The Federation of Indian Airlines (which represents IndiGo, Air India and SpiceJet) wrote a letter to the government on March 20 seeking action in this regard.
“The financial impact of the directive on airlines will be significant and will force airlines to recoup lost revenue through fare increases. As a result, all passengers, including those who may not wish to pre-select their seats, will pay higher fares,” it said.
Airline prices are soaring amid tensions in the Middle East
The US-Iran war caused an oil shortage, causing air turbine fuel prices to rise more than 100% to more than ₹2 lakh per kiloliter on April 1 in India.
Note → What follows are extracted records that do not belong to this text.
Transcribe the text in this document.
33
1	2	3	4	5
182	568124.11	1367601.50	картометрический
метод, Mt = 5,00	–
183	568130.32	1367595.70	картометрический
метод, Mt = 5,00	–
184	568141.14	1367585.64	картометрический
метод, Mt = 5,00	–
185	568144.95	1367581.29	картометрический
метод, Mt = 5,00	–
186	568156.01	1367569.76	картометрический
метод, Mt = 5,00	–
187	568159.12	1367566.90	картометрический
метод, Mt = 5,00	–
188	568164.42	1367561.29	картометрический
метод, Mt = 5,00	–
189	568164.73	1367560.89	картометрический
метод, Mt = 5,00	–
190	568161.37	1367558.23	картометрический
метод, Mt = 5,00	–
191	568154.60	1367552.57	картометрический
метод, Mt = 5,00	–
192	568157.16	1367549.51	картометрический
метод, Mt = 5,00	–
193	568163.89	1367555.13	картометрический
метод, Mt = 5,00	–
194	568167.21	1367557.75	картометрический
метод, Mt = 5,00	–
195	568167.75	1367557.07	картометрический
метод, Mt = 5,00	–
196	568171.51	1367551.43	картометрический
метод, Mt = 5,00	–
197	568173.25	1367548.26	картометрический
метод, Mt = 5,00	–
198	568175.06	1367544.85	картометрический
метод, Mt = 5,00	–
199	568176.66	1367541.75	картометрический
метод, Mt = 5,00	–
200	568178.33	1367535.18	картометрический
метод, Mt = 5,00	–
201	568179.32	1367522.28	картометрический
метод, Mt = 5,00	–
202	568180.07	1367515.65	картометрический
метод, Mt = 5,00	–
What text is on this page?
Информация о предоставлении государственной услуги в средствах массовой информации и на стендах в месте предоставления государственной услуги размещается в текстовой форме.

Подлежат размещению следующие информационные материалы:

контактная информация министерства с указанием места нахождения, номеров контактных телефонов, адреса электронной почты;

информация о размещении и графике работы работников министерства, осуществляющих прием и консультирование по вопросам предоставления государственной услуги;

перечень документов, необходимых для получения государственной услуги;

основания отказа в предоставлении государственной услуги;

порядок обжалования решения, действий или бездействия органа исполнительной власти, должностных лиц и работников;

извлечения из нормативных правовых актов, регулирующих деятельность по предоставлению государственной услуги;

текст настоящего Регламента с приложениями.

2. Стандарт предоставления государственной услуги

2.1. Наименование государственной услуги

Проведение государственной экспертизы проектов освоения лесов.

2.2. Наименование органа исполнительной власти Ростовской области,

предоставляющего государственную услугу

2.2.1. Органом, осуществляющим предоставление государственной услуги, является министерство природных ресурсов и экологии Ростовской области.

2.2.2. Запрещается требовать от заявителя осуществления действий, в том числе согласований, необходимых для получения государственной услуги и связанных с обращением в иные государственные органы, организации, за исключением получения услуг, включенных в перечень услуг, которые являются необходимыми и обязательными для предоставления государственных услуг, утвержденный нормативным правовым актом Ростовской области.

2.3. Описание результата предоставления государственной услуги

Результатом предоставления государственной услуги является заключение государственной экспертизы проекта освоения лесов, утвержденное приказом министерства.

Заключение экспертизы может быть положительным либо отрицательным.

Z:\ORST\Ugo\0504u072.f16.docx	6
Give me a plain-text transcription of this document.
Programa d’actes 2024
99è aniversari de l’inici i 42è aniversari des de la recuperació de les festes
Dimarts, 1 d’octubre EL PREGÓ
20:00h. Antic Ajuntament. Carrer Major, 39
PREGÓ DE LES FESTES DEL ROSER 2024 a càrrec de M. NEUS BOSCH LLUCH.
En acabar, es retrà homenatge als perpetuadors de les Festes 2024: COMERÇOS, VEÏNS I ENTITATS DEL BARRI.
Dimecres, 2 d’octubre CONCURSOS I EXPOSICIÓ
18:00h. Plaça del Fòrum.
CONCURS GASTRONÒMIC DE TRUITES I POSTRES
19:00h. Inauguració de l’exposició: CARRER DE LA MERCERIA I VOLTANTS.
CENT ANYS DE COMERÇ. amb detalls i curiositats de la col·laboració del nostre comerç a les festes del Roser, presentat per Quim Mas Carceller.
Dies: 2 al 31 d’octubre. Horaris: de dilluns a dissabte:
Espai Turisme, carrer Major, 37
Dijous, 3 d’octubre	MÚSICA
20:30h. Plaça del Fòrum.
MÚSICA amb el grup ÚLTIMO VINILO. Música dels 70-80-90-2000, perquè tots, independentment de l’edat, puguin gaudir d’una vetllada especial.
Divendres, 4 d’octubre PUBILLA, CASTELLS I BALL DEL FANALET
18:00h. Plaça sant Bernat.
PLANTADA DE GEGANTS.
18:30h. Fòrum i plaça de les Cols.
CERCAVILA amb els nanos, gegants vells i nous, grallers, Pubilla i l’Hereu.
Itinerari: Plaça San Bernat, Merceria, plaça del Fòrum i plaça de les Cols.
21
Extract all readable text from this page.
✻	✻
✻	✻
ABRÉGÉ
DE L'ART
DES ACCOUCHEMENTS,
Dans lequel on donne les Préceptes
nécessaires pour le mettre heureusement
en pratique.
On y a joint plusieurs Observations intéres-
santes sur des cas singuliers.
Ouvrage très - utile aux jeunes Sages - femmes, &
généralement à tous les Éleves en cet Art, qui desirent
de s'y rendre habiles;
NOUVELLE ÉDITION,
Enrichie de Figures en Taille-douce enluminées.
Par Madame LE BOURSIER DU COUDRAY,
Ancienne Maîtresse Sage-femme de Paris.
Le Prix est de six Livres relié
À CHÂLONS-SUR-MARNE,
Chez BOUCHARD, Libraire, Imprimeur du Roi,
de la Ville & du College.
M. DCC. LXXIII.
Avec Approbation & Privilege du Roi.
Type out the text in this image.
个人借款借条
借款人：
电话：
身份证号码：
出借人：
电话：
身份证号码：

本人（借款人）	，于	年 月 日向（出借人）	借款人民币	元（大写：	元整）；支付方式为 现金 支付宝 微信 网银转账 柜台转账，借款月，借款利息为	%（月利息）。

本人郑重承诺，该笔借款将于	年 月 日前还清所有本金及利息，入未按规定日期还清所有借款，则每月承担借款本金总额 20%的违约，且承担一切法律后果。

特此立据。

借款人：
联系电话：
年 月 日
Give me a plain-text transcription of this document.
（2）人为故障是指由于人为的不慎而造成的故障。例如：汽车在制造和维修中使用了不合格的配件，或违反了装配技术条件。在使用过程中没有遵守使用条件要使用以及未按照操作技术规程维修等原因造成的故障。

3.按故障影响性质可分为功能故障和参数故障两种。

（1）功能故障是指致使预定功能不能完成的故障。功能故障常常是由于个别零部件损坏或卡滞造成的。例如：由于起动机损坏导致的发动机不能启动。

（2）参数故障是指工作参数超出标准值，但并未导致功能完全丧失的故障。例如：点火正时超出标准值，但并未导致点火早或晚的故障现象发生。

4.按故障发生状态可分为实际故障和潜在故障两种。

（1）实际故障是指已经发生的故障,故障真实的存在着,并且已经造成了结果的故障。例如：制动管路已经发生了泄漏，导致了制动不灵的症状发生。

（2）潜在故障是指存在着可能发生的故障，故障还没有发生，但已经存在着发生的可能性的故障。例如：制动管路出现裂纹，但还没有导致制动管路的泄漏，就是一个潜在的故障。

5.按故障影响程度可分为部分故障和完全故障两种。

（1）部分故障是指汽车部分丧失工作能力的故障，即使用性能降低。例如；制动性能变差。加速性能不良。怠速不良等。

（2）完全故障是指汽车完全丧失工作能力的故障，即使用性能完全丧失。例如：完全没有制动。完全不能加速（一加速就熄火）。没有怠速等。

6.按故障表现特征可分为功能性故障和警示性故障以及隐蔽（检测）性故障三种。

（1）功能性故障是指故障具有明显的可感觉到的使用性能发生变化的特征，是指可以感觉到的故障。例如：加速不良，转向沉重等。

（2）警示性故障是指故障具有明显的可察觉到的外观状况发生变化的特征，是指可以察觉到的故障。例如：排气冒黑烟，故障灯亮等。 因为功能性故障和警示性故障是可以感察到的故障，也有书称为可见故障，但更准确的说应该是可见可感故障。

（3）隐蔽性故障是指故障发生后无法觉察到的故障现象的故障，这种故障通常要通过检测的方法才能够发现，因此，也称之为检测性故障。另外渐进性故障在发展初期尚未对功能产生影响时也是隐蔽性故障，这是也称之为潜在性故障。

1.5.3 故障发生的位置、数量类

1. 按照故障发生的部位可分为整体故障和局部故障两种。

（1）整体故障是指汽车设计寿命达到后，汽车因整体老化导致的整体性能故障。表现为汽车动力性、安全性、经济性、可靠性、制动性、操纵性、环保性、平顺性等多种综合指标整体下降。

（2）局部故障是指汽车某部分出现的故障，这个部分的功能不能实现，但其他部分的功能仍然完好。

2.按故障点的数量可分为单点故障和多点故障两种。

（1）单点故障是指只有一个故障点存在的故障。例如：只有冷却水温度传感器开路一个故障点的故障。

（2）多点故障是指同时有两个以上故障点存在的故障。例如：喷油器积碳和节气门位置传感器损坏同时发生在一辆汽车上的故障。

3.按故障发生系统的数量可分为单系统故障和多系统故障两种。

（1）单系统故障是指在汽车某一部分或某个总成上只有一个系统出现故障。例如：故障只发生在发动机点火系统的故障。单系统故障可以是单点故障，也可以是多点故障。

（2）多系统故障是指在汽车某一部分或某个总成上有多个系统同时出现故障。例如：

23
This comes at a time when airlines are being forced to close key routes due to airspace closures in the middle of the war.
As a result, most Indian carriers have introduced a fuel surcharge that currently ranges from ₹199 to ₹18,000 depending on the route.
In a move to protect domestic aviation from a sharp global fuel shock, the government has capped aviation turbine fuel (ATF) price hikes for domestic airlines at 25%, even as international benchmarks indicated a potential increase of more than 100%.
Key things
- The government’s original mandate aimed to ensure fair access for passengers by requiring airlines to allocate 60% of free seats.
- Airlines have expressed concern that the directive will lead to higher ticket prices for all passengers.
- The government’s decision to scrap the plan highlights the need for careful consideration of operational impacts and tariff structure in the airline industry.